18 of the top 20 pharma companies already use NVIDIA's BioNeMo. Now it connects to Claude Science.
NVIDIA’s BioNeMo AI toolkit now plugs directly into Anthropic’s Claude Science workbench, the company announced Tuesday. The integration lets life science researchers describe tasks in natural language — analyze a genome sequence, predict a protein structure, design a potential drug candidate — and have AI agents route the work to NVIDIA’s accelerated computing stack.
18 of the top 20 pharmaceutical companies are already using BioNeMo for drug discovery, genomics, medical imaging, molecular design, and protein engineering.

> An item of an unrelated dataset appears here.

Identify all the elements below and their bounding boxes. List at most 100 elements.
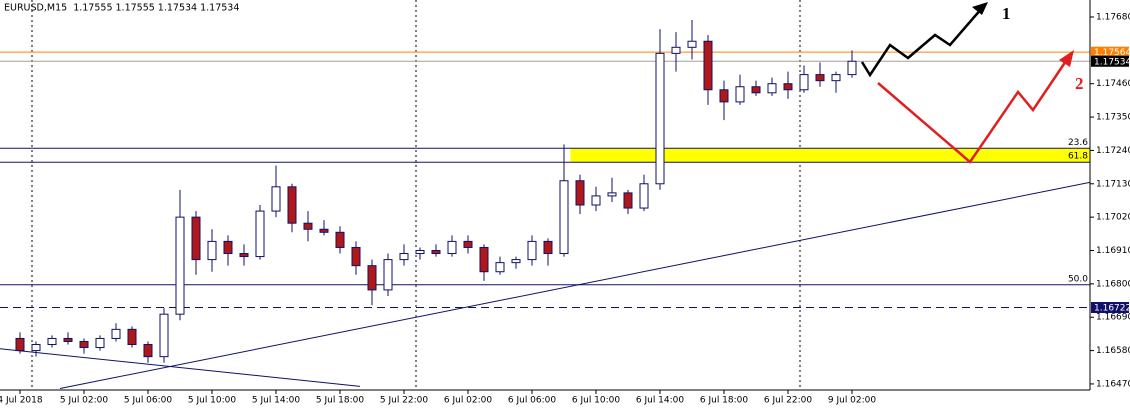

Claude Science, Anthropic’s research-focused AI workbench, handles the high-level orchestration. A researcher types out a request in plain English. Claude Science dispatches it to domain-specific agents that manage the underlying tools: genomics analysis, proteomics, single-cell studies, cheminformatics, clinical research support. Those agents then call on NVIDIA’s BioNeMo Agent Toolkit, a collection of pre-built skills that connect to accelerated models, microservices, and scientific computing capabilities.
The speed gains are substantial. NVIDIA’s Parabricks compresses genome analysis pipelines from hours to minutes. RAPIDS-singlecell, developed jointly with scverse, processes 1.3 million cells through preprocessing and clustering in 25 seconds — down from 52 minutes. And nvMolKit accelerates similarity searches and conformer generation by up to 3,000x.
BioNeMo also ships with open models accelerated by NVIDIA’s libraries, so agents have purpose-built scientific models at every step of a workflow — not generic LLMs forced into a biology-shaped hole.
The toolkit is available now through NVIDIA’s developer portal and on GitHub.